The horror that unfolded has been widely chronicled. The political and administrative zeal to comply with Sanjay Gandhi and his bulldozer gang was shaped by the nature of power he wielded over regional leaders. Inevitably, Delhi and the Hindi heartland became Sanjay Gandhi's playground, with party leaders and willing bureaucrats jostling to curry favour. Family planning policy was now no longer about broader societal goals but a weapon for political power and control. In the process, individual citizens were effectively stripped of any agency over their bodies. From nudging railway commuters to getting vasectomies if caught ticketless by waiving paying fines, to threatening slum dwellers with eviction notices, denying government benefits and when needed enabling violent use of force, Gandhi's bulldozer gang zealously did all that was demanded of them to coerce the poorest and most vulnerable citizens into sterlisation camps thereby fulfilling the political myth of the Emergency. Those who sought to protect their dignity and individual agency by escaping the sterilisation net, lived in terror. As ethnographer Emma Tarlo notes in her account of the nasbandi tyranny in Delhi, for anyone who escaped, public spaces and civic institutions like hospitals, schools and government offices, were places to avoid. Unsurprisingly, in many parts of the country, fear led to violence.

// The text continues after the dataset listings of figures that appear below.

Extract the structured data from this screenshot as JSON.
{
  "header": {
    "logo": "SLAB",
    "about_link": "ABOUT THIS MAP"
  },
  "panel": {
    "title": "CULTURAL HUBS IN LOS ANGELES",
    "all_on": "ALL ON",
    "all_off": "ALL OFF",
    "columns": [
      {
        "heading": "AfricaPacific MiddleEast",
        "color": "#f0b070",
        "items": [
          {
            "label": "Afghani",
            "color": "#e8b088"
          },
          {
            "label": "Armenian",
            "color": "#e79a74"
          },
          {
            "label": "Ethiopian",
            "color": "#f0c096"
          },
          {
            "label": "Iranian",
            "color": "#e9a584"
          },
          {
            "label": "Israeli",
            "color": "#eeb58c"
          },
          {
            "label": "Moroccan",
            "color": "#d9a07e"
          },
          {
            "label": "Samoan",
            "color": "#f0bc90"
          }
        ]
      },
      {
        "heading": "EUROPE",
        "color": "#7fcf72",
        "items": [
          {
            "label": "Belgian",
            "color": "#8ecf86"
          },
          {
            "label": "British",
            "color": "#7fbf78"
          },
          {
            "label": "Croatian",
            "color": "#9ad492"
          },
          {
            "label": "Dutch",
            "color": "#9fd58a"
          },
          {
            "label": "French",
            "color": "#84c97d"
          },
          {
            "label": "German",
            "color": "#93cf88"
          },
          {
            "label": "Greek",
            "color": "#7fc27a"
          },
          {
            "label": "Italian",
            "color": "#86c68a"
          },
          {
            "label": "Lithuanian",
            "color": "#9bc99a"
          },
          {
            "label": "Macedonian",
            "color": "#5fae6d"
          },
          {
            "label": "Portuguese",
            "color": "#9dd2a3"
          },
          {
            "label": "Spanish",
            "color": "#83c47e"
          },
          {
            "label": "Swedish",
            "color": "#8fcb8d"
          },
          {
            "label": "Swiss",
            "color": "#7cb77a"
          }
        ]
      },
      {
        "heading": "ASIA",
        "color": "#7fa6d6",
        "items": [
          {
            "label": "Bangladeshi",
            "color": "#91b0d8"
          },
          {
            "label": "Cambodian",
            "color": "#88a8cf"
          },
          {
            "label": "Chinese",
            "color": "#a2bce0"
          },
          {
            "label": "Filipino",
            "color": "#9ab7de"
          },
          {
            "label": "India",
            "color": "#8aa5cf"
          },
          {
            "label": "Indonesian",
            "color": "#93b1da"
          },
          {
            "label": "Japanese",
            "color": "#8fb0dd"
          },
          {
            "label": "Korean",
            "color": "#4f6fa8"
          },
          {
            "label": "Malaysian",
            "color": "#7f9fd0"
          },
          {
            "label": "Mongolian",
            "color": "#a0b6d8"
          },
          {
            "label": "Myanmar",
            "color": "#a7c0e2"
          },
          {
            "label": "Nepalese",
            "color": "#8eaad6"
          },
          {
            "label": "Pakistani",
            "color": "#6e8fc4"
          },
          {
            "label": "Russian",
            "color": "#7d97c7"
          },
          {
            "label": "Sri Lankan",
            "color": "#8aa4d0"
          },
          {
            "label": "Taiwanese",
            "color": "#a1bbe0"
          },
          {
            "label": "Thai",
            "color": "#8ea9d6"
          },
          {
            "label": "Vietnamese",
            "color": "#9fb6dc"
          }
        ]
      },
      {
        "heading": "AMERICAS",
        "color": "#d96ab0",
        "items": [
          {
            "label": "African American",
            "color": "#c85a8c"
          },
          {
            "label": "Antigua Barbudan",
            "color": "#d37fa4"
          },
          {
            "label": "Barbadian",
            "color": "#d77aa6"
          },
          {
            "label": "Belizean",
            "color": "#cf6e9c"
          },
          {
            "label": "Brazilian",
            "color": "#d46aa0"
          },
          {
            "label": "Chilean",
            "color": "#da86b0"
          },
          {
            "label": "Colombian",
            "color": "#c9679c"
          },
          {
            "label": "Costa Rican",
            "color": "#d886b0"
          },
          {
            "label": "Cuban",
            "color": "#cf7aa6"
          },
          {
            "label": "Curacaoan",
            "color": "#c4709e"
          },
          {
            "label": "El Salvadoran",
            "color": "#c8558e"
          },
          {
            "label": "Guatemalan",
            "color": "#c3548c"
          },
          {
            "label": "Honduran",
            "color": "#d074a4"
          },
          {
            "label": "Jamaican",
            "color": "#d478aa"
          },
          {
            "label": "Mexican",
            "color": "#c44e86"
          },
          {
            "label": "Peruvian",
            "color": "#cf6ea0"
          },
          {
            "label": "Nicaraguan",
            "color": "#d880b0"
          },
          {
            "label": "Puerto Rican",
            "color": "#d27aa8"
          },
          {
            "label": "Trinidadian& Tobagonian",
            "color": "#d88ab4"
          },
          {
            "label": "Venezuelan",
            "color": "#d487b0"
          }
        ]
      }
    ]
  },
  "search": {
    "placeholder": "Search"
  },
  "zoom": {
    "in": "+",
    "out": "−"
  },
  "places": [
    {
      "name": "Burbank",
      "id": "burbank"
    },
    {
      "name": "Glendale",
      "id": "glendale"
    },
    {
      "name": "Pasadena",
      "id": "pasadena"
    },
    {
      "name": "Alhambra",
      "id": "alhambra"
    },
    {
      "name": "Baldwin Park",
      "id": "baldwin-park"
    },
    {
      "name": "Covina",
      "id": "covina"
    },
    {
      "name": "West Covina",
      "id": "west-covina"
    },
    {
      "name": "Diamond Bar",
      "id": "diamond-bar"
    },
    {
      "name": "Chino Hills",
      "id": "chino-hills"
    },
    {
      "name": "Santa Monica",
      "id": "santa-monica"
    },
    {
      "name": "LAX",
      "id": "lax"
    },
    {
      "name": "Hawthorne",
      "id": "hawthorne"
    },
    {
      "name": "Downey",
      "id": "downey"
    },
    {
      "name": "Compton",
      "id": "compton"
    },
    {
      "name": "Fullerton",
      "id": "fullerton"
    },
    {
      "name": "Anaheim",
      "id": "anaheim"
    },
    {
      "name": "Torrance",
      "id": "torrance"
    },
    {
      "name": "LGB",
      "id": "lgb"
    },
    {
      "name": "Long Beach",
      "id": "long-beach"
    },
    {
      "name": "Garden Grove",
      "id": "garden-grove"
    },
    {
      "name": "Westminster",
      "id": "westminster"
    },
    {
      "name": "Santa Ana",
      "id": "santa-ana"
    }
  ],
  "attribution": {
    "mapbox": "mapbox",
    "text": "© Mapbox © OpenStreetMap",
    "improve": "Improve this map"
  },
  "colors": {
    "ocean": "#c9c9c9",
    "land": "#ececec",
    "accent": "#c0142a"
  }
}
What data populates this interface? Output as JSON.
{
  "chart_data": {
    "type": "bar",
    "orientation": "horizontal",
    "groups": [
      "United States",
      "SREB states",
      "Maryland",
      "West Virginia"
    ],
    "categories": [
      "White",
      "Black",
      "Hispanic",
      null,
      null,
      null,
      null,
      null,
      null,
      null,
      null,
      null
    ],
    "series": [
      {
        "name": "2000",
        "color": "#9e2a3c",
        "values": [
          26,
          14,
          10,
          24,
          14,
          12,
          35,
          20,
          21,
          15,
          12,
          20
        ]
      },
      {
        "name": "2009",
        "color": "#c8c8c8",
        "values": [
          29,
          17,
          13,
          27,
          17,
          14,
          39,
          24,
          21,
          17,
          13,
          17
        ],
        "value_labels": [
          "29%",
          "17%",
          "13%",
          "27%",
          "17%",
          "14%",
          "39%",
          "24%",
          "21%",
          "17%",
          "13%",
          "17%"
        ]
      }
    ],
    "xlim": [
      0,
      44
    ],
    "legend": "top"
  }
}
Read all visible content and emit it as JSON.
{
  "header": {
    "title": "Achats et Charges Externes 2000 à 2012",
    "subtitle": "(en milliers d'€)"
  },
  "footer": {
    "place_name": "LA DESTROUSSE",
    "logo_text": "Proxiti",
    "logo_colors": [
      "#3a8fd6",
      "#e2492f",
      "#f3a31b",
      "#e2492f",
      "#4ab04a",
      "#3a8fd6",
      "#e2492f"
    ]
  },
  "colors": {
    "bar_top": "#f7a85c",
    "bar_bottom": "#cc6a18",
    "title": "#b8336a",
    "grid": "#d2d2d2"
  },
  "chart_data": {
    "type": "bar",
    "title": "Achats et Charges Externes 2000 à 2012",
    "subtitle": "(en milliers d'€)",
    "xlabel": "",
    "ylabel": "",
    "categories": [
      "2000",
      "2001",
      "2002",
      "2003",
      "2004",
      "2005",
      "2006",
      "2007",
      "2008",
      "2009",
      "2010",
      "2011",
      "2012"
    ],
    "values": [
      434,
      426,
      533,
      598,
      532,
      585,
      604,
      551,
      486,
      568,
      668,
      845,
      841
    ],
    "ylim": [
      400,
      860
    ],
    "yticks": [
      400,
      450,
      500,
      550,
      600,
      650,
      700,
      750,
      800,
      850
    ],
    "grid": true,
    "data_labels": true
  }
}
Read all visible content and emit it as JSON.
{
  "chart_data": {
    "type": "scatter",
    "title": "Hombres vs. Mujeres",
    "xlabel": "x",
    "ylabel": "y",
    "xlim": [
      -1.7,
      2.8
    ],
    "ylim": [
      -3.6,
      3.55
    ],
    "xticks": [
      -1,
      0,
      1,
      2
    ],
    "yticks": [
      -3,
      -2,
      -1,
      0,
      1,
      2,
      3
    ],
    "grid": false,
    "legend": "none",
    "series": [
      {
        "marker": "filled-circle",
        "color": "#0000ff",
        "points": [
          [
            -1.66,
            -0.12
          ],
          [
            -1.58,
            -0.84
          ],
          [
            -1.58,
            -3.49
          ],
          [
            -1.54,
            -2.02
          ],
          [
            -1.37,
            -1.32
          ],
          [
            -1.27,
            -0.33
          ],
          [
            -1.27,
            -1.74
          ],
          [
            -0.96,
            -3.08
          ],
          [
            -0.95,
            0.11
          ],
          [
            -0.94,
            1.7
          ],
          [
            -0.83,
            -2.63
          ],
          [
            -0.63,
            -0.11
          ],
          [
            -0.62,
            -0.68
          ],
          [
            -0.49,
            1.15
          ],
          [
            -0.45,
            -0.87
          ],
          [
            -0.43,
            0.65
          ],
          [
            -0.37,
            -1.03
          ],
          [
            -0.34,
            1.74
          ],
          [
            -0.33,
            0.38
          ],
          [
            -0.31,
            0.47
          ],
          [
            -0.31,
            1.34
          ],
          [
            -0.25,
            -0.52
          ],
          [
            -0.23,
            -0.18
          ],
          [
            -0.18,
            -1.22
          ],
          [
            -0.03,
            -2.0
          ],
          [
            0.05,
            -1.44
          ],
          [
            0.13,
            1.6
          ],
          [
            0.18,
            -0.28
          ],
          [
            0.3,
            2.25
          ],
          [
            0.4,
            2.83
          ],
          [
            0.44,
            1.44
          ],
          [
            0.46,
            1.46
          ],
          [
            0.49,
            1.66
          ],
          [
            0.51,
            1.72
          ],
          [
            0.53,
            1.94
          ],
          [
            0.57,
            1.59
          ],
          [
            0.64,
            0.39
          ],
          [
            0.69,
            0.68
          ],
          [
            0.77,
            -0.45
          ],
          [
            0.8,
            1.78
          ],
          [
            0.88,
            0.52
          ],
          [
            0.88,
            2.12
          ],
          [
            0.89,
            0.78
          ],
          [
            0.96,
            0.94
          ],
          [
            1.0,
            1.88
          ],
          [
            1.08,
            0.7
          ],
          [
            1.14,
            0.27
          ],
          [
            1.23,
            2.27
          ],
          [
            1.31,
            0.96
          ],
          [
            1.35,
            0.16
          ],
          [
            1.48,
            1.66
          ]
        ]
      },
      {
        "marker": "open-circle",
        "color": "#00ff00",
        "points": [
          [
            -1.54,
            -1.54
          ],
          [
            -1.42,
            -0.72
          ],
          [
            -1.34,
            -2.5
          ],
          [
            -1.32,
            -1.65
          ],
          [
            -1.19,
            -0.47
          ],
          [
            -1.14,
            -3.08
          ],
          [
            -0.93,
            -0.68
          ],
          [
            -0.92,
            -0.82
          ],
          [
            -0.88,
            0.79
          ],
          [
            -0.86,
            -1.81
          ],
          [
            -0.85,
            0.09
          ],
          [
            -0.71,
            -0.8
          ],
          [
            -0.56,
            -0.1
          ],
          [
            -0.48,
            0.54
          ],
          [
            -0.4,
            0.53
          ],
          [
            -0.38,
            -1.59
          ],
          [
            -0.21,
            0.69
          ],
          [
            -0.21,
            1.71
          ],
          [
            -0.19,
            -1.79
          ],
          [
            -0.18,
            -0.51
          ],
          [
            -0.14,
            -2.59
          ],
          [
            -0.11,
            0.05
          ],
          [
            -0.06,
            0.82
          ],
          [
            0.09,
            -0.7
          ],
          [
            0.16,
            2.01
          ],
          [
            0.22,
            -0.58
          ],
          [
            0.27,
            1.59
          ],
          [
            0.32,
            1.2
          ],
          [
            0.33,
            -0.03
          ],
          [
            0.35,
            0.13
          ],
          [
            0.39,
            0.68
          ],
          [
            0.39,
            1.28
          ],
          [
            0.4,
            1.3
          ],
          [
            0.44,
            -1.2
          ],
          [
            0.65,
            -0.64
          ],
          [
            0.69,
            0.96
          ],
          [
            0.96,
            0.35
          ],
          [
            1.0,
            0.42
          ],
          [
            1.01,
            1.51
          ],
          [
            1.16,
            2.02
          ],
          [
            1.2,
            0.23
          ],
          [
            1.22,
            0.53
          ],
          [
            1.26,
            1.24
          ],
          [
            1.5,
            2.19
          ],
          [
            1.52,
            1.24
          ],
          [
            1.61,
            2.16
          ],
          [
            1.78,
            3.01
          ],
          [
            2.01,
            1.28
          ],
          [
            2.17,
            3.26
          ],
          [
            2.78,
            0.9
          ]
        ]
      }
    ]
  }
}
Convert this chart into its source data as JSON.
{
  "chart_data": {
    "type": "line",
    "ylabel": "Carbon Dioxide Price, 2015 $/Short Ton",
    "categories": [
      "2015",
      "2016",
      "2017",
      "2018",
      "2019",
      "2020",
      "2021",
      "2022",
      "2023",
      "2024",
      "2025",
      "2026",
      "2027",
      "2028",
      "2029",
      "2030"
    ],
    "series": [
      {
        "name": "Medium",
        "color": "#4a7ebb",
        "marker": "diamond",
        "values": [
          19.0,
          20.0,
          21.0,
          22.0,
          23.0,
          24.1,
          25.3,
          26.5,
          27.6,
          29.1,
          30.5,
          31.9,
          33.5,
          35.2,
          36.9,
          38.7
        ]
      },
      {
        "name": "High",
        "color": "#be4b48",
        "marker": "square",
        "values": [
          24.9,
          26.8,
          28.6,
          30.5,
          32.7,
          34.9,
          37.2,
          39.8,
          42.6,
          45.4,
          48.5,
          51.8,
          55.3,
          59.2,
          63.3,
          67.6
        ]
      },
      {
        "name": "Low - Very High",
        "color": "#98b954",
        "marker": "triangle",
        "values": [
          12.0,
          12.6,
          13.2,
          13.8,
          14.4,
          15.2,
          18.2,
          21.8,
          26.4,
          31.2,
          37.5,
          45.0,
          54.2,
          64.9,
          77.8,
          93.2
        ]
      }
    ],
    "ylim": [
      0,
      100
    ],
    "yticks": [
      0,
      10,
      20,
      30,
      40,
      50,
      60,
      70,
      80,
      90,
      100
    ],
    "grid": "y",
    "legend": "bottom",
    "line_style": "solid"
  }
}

Nasbandi was widely attributed to have contributed to Indira Gandhi's resounding electoral defeat. In a direct and tactile way, the ordinary Indian experienced the terror of the powers of the State over their bodies and they used democracy to reclaim control. Since that dark period, India's family planning policy, in tune with global trends, has evolved adopting a much more central focus on reproductive rights. Sterilisation, and associated policies like incentives and camps, continue to be part of the repertoire, indeed they often make headlines for medical negligence and death, but it no longer carries the zeal of the Emergency. The burden has now shifted to female sterilisation.
The Emergency was an illustration of how the body is used as a site for exerting State power. In the contemporary moment, loose remarks by politicians in South India telling women to 'have more children' as they navigate delimitation politics is a warning signal that population policy may once again be weaponised. Ironically, these very states offered India an alternative to the tyranny of nasbandi: A model embedded in economic growth, choice and reproductive rights. Democracy afforded the path to achieve population goals. Today's politicians would do well to heed to the message that Indians gave to Indira and Sanjay Gandhi in 1977.
Yamini Aiyar is senior visiting fellow, Brown University. The views expressed are personal.